22 – 1778 Questioning Life in Moments of Death

After several months in Mannheim, I found myself genuinely enjoying life in the city. I formed friendships with local musicians, began teaching, and received commissions for both performance and composition. For the first time, independence felt not only possible but promising.

During this time, I became enchanted by Aloysia Weber, a gifted soprano from a family of four daughters. Her presence and charm provided a perfectly reasonable excuse to delay anything else. 

Despite my optimism, a permanent position failed to materialize. My purse grew lighter by the day, while Father’s letters grew longer and more pointed. So, when the Weber family invited me to accompany them on their travels to Italy and France, I accepted without hesitation. 
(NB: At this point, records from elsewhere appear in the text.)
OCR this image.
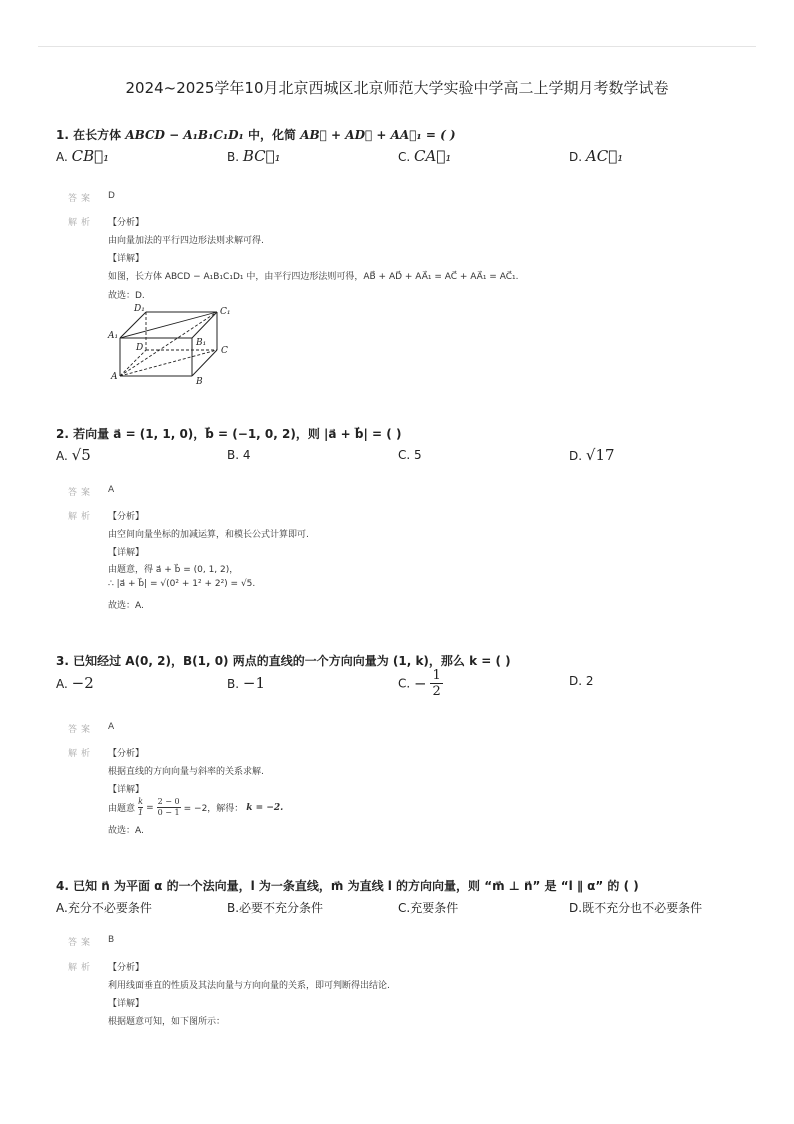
2024~2025学年10月北京西城区北京师范大学实验中学高二上学期月考数学试卷
1. 在长方体 ABCD − A₁B₁C₁D₁ 中，化简 AB⃗ + AD⃗ + AA⃗₁ = ( )
A. CB⃗₁	B. BC⃗₁	C. CA⃗₁	D. AC⃗₁
答案 D
解析 【分析】
由向量加法的平行四边形法则求解可得.
【详解】
如图，长方体 ABCD − A₁B₁C₁D₁ 中，由平行四边形法则可得，AB⃗ + AD⃗ + AA⃗₁ = AC⃗ + AA⃗₁ = AC⃗₁.
故选：D.
D₁	C₁
A₁
B₁
D	C
A	B
2. 若向量 a⃗ = (1, 1, 0)，b⃗ = (−1, 0, 2)，则 |a⃗ + b⃗| = ( )
A. √5	B. 4	C. 5	D. √17
答案 A
解析 【分析】
由空间向量坐标的加减运算，和模长公式计算即可.
【详解】
由题意，得 a⃗ + b⃗ = (0, 1, 2)，
∴ |a⃗ + b⃗| = √(0² + 1² + 2²) = √5.
故选：A.
3. 已知经过 A(0, 2)，B(1, 0) 两点的直线的一个方向向量为 (1, k)，那么 k = ( )
A. −2	B. −1	C. − $\frac{1}{2}$	D. 2
答案 A
解析 【分析】
根据直线的方向向量与斜率的关系求解.
【详解】
由题意 $\frac{k}{1} = \frac{2 - 0}{0 - 1} = -2$，解得： k = −2.
故选：A.
4. 已知 n⃗ 为平面 α 的一个法向量，l 为一条直线，m⃗ 为直线 l 的方向向量，则 “m⃗ ⊥ n⃗” 是 “l ∥ α” 的 ( )
A.充分不必要条件	B.必要不充分条件	C.充要条件	D.既不充分也不必要条件
答案 B
解析 【分析】
利用线面垂直的性质及其法向量与方向向量的关系，即可判断得出结论.
【详解】
根据题意可知，如下图所示：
Father objected immediately and declared that I could not be trusted to conduct myself responsibly on my own – a fair judgement if one defines “responsibly” as “without joy”. He insisted that Mother join me as a travelling companion. She agreed, as she always did. 
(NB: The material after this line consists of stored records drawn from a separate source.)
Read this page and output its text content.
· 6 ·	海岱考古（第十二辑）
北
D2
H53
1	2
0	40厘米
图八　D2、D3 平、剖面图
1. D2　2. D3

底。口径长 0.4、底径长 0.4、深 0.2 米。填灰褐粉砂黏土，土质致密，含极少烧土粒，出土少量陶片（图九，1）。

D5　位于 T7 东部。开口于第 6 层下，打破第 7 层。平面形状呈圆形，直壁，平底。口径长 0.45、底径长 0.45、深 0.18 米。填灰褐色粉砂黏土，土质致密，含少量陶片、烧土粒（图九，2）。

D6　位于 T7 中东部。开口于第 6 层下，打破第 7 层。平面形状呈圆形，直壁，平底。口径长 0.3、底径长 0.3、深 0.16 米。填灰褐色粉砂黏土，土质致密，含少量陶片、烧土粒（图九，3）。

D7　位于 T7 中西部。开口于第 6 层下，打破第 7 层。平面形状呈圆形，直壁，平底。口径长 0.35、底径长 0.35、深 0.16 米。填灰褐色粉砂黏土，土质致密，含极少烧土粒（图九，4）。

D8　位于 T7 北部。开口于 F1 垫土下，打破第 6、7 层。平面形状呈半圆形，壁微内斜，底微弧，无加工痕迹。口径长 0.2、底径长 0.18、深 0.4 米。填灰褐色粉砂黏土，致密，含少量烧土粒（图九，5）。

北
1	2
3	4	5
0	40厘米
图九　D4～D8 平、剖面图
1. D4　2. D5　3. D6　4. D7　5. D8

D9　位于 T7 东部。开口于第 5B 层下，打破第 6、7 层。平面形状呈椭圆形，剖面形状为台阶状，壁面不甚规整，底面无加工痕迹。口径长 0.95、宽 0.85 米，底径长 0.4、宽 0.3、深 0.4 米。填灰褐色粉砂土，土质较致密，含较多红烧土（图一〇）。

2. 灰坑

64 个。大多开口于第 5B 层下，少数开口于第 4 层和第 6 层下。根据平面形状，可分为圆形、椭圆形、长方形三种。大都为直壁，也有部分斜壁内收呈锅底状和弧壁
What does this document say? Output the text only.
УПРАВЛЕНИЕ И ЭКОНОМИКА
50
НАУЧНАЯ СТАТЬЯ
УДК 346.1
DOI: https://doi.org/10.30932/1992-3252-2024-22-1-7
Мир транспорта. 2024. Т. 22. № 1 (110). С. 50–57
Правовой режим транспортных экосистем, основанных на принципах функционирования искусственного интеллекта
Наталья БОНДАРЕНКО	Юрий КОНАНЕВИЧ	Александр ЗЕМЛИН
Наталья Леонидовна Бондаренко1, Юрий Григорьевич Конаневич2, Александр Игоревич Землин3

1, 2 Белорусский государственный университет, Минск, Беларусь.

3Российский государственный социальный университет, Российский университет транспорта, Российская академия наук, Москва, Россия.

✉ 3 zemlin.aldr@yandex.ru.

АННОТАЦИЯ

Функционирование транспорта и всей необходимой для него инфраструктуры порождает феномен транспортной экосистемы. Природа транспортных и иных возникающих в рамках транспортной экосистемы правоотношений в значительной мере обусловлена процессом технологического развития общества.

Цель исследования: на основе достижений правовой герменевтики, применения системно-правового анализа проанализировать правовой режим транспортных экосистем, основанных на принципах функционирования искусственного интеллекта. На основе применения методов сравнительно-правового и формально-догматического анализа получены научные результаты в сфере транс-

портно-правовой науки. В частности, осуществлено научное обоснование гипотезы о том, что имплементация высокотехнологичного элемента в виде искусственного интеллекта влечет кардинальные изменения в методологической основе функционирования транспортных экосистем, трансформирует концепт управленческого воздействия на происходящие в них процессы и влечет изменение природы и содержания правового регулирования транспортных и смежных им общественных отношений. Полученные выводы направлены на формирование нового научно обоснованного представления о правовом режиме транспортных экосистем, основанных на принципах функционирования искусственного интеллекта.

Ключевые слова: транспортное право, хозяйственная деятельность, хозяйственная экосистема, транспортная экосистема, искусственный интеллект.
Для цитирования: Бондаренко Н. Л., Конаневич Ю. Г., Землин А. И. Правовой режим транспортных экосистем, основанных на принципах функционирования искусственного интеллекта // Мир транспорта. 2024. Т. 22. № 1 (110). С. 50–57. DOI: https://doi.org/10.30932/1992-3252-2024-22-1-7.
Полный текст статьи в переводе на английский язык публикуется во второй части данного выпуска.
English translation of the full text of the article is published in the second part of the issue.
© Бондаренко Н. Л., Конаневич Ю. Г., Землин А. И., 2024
We arrived in Paris hopeful and short of coins. I managed to find work composing a symphony for the Concert Spirituel[i], which was gratifying but insufficient. Paris was dazzling, but not generous. We struggled to gain access to the refined circles of high society, watched our finances slowly dwindle, and eventually had to move to a rather rundown hotel in the second arrondissement, with faded wallpaper and beds that offered little comfort. 

During this time, Mother’s health began to fail. At first, I attributed her fatigue to travel. Then the fever came. She grew quieter, weaker, and one day, she did not recover. Mother died in Paris at the age of fifty-seven[ii]
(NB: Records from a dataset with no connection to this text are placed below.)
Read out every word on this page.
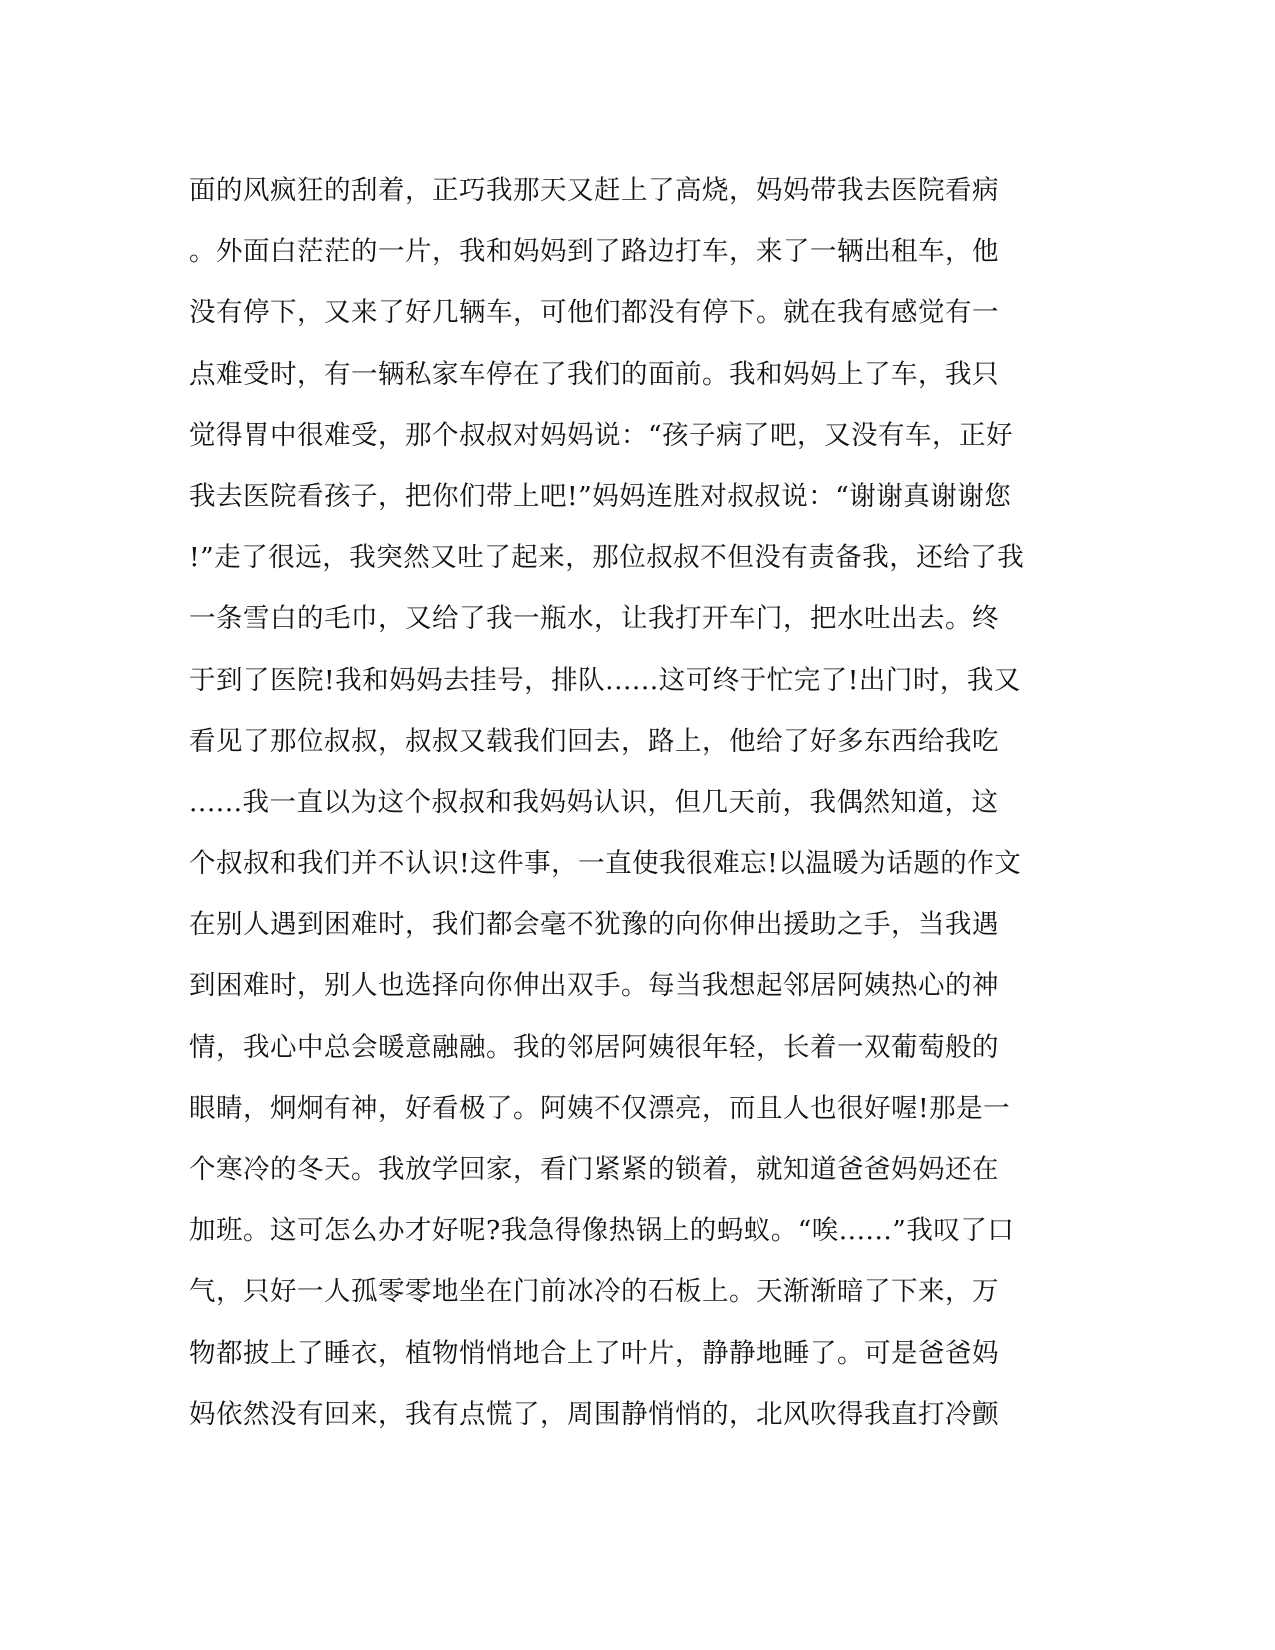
面的风疯狂的刮着，正巧我那天又赶上了高烧，妈妈带我去医院看病
。外面白茫茫的一片，我和妈妈到了路边打车，来了一辆出租车，他
没有停下，又来了好几辆车，可他们都没有停下。就在我有感觉有一
点难受时，有一辆私家车停在了我们的面前。我和妈妈上了车，我只
觉得胃中很难受，那个叔叔对妈妈说：“孩子病了吧，又没有车，正好
我去医院看孩子，把你们带上吧!”妈妈连胜对叔叔说：“谢谢真谢谢您
!”走了很远，我突然又吐了起来，那位叔叔不但没有责备我，还给了我
一条雪白的毛巾，又给了我一瓶水，让我打开车门，把水吐出去。终
于到了医院!我和妈妈去挂号，排队......这可终于忙完了!出门时，我又
看见了那位叔叔，叔叔又载我们回去，路上，他给了好多东西给我吃
......我一直以为这个叔叔和我妈妈认识，但几天前，我偶然知道，这
个叔叔和我们并不认识!这件事，一直使我很难忘!以温暖为话题的作文
在别人遇到困难时，我们都会毫不犹豫的向你伸出援助之手，当我遇
到困难时，别人也选择向你伸出双手。每当我想起邻居阿姨热心的神
情，我心中总会暖意融融。我的邻居阿姨很年轻，长着一双葡萄般的
眼睛，炯炯有神，好看极了。阿姨不仅漂亮，而且人也很好喔!那是一
个寒冷的冬天。我放学回家，看门紧紧的锁着，就知道爸爸妈妈还在
加班。这可怎么办才好呢?我急得像热锅上的蚂蚁。“唉......”我叹了口
气，只好一人孤零零地坐在门前冰冷的石板上。天渐渐暗了下来，万
物都披上了睡衣，植物悄悄地合上了叶片，静静地睡了。可是爸爸妈
妈依然没有回来，我有点慌了，周围静悄悄的，北风吹得我直打冷颤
What followed was silence of a different kind.

I sat by the window and contemplated how to tell Father. I knew what he would think – that I should have protected her, that I had failed both her and our family, and that my independence had come at too high a cost. Perhaps he was right, in part. Paris had promised fame. Instead, it gave me grief. With teary eyes I wondered whether I would ever find the strength to make music again.


[i] K 297 composed for the Concert Spirituel was a brilliant D Major work in which Mozart met the taste of the Parisian public (and musicians) for orchestral display without sacrifice of his integrity.

[ii] Anna Maria Walburga Mozart died on July 3rd, 1778, of sudden, undiagnosed illness and was buried in the cemetery of Saint-Eustache, Paris.